Wide dependency is the basis for dividing stage, and stage is the large granularity that makes up dag.

# two types of Spark RDD Task resolution and iterator resolution

The task of the last stage is resultTask, and the task of the previous dependent stage is called shuffleMapTask. There is a common iterator of the runTask method to start the calculation.

ShuffleMapTask- > bucket

Determine whether there is a cache

Determine if there is a checkpoint

SparkEnv

# detailed explanation of inside source code for cache processing in iterator of # RDD

# detailed explanation of insider source code level in checkpoint processing of Spark RDD

# Spark RDD Fault tolerance principle and Analysis of its four Core points

# detailed explanation of core concepts and common terms in Spark applications

An application can have several assignments

# Insider Overview of Spark Application Job scheduling process and underlying running Mechanism

# detailed description of the two modes of running Cluster and Client in Spark applications

Cluster is in a worker of the cluster, and client is local

All schedule will be managed by schedulebackend in driver

Excutor is executed in parallel with multiple threads.

# DAGScheduler, TaskScheduler, SchedulerBackend parsing

At this point, the study of "what are the ways in which spark creates RDD" is over.
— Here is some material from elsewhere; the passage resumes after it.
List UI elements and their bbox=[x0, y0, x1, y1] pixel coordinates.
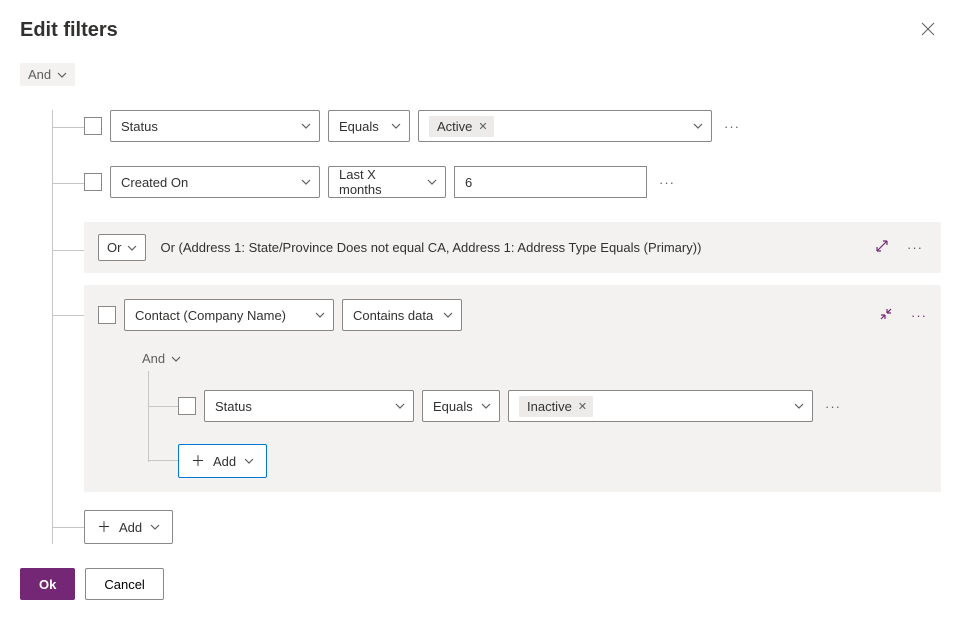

I hope to be able to solve your doubts. The collocation of theory and practice can better help you learn, go and try it! If you want to continue to learn more related knowledge, please continue to follow the website, the editor will continue to work hard to bring you more practical articles!

Welcome to subscribe "Shulou Technology Information " to get latest news, interesting things and hot topics in the IT industry, and controls the hottest and latest Internet news, technology news and IT industry trends.

*The comments in the above article only represent the author's personal views and do not represent the views and positions of this website. If you have more insights, please feel free to contribute and share.